Sur le volet fiscal, l’action du gouvernement a jusqu’ici surtout consisté à supprimer les impôts de production, ce à quoi s’était opposée Intercommunalités de France, invitant à bien distinguer les activités exposées à la mondialisation et les autres. En vain. Ici, elle demande de veiller à maintenir un lien entre dynamisme industriel et fiscalité, avec "des critères de territorialisation de la fraction de TVA remplaçant la CVAE prenant en compte la création d’emplois industriels". Elle propose aussi d’acter un partage obligatoire de la taxe d’aménagement entre commune et intercommunalités pour les ZAE ou encore de taxer la vacance des locaux industriels.
Livret d'épargne populaire
La question du financement sera le nerf de la guerre, dans un contexte de concurrence exacerbée. Intercommunalités de France défend notamment l’idée un livret d’épargne populaire dédié au financement des projets industriels verts qui pourrait être abonder par les collectivités ou les citoyens pour soutenir les projets industriels de leur territoire. Elle préconise aussi la mise en place d’un mécanisme assurantiel de type "pollueur payeur" : un industriel cotiserait tout au long de son activité, l’argent servirait à requalifier le site au moment de sa fermeture. Cet argent pourrait être réinvesti dans des foncières industrielles gérées par la Caisse des Dépôts.
En matière de compétences, elle suggère la création "d’académies industrielles dans les territoires", proposant des formations de bac+3 au doctorat, au plus près des lieux de production. Elle souhaite une amélioration des campus des villes moyennes, dans le cadre du rapprochement à venir entre les programmes Action cœur de villes et Territoires d’industrie.
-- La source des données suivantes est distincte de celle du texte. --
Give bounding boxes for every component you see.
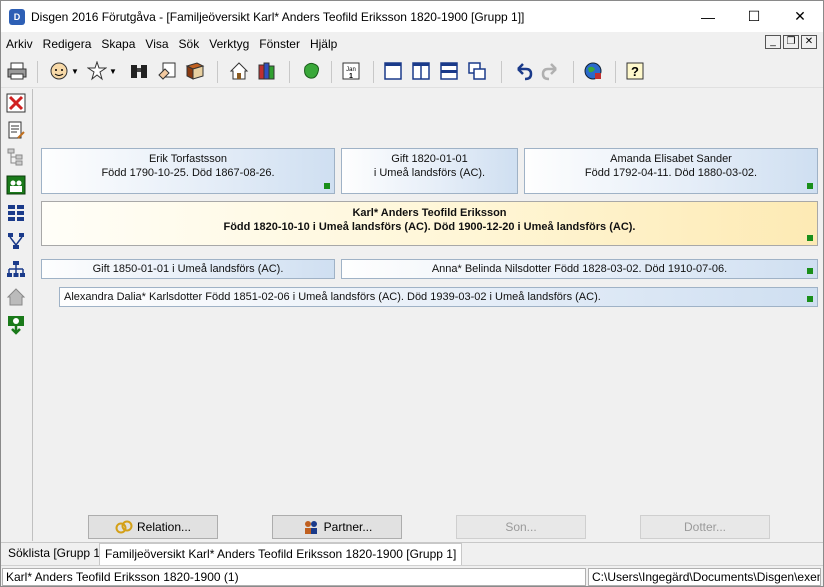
mother-dates: Född 1792-04-11. Död 1880-03-02.	[584, 167, 758, 179]
main-person-name: Karl* Anders Teofild Eriksson	[352, 207, 507, 219]
close-button[interactable]: ✕	[777, 1, 823, 32]
parents-marriage-card[interactable]: Gift 1820-01-01 i Umeå landsförs (AC).	[341, 148, 518, 194]
menu-hjalp[interactable]: Hjälp	[305, 37, 342, 51]
books-icon[interactable]	[255, 59, 279, 83]
horizontal-split-icon[interactable]	[437, 59, 461, 83]
app-icon[interactable]: D	[9, 8, 25, 25]
dotter-button-label: Dotter...	[683, 520, 727, 534]
descendants-icon[interactable]	[5, 230, 27, 252]
house-icon[interactable]	[5, 286, 27, 308]
globe-icon[interactable]	[581, 59, 605, 83]
person-icon[interactable]	[47, 59, 71, 83]
son-button[interactable]: Son...	[456, 515, 586, 539]
father-card[interactable]: Erik Torfastsson Född 1790-10-25. Död 18…	[41, 148, 335, 194]
single-pane-icon[interactable]	[381, 59, 405, 83]
child-card[interactable]: Alexandra Dalia* Karlsdotter Född 1851-0…	[59, 287, 818, 307]
maximize-button[interactable]: ☐	[731, 1, 777, 32]
status-indicator	[324, 183, 330, 189]
menu-redigera[interactable]: Redigera	[38, 37, 97, 51]
rings-icon	[115, 520, 133, 534]
status-path: C:\Users\Ingegärd\Documents\Disgen\exemp…	[588, 568, 821, 586]
undo-icon[interactable]	[511, 59, 535, 83]
child-text: Alexandra Dalia* Karlsdotter Född 1851-0…	[64, 291, 601, 303]
printer-icon[interactable]	[5, 59, 29, 83]
menu-fonster[interactable]: Fönster	[254, 37, 305, 51]
mdi-restore-button[interactable]: ❐	[783, 35, 799, 49]
parents-marriage-date: Gift 1820-01-01	[391, 153, 468, 165]
star-dropdown-icon[interactable]: ▼	[107, 59, 119, 83]
edit-note-icon[interactable]	[5, 119, 27, 141]
org-chart-icon[interactable]	[5, 258, 27, 280]
status-bar: Karl* Anders Teofild Eriksson 1820-1900 …	[1, 565, 823, 586]
status-indicator	[807, 268, 813, 274]
partner-button[interactable]: Partner...	[272, 515, 402, 539]
couple-icon	[304, 521, 317, 534]
family-icon[interactable]	[5, 174, 27, 196]
star-person-icon[interactable]	[85, 59, 109, 83]
spouse-card[interactable]: Anna* Belinda Nilsdotter Född 1828-03-02…	[341, 259, 818, 279]
app-window: D Disgen 2016 Förutgåva - [Familjeöversi…	[0, 0, 824, 587]
mother-name: Amanda Elisabet Sander	[610, 153, 732, 165]
toolbar: ▼ ▼ Jan 1 ?	[1, 56, 823, 88]
status-indicator	[807, 183, 813, 189]
mdi-controls: _ ❐ ✕	[765, 35, 817, 49]
menu-arkiv[interactable]: Arkiv	[1, 37, 38, 51]
two-pane-icon[interactable]	[409, 59, 433, 83]
menu-verktyg[interactable]: Verktyg	[204, 37, 254, 51]
parents-marriage-place: i Umeå landsförs (AC).	[373, 167, 486, 179]
help-icon[interactable]: ?	[623, 59, 647, 83]
mdi-minimize-button[interactable]: _	[765, 35, 781, 49]
download-person-icon[interactable]	[5, 314, 27, 336]
mdi-close-button[interactable]: ✕	[801, 35, 817, 49]
delete-icon[interactable]	[5, 92, 27, 114]
son-button-label: Son...	[505, 520, 537, 534]
hand-document-icon[interactable]	[155, 59, 179, 83]
tree-icon[interactable]	[5, 146, 27, 168]
book-icon[interactable]	[183, 59, 207, 83]
svg-text:1: 1	[349, 73, 353, 80]
minimize-button[interactable]: —	[685, 1, 731, 32]
main-person-dates: Född 1820-10-10 i Umeå landsförs (AC). D…	[223, 221, 636, 233]
father-dates: Född 1790-10-25. Död 1867-08-26.	[101, 167, 275, 179]
window-title: Disgen 2016 Förutgåva - [Familjeöversikt…	[31, 9, 525, 24]
menu-visa[interactable]: Visa	[140, 37, 173, 51]
tab-soklista[interactable]: Söklista [Grupp 1]	[3, 543, 108, 565]
relation-button[interactable]: Relation...	[88, 515, 218, 539]
mother-card[interactable]: Amanda Elisabet Sander Född 1792-04-11. …	[524, 148, 818, 194]
spouse-text: Anna* Belinda Nilsdotter Född 1828-03-02…	[431, 263, 728, 275]
relation-button-label: Relation...	[136, 520, 192, 534]
father-name: Erik Torfastsson	[148, 153, 228, 165]
cascade-icon[interactable]	[465, 59, 489, 83]
tab-familjeoversikt[interactable]: Familjeöversikt Karl* Anders Teofild Eri…	[99, 543, 463, 565]
binoculars-icon[interactable]	[127, 59, 151, 83]
map-icon[interactable]	[299, 59, 323, 83]
title-bar[interactable]: D Disgen 2016 Förutgåva - [Familjeöversi…	[1, 1, 823, 32]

On retiendra encore la volonté des intercommunalités de "massifier" la commande publique, notamment par le biais de "groupements d’achats mutualisés" dans les filières vertes.
Le temps presse puisque, selon les Échos, les groupes de travail devraient livrer leurs premières propositions lors d’une réunion à Bercy, le 8 mars, même si la concertation se poursuit jusqu'à la fin du mois, le tout devant être consolidé courant avril.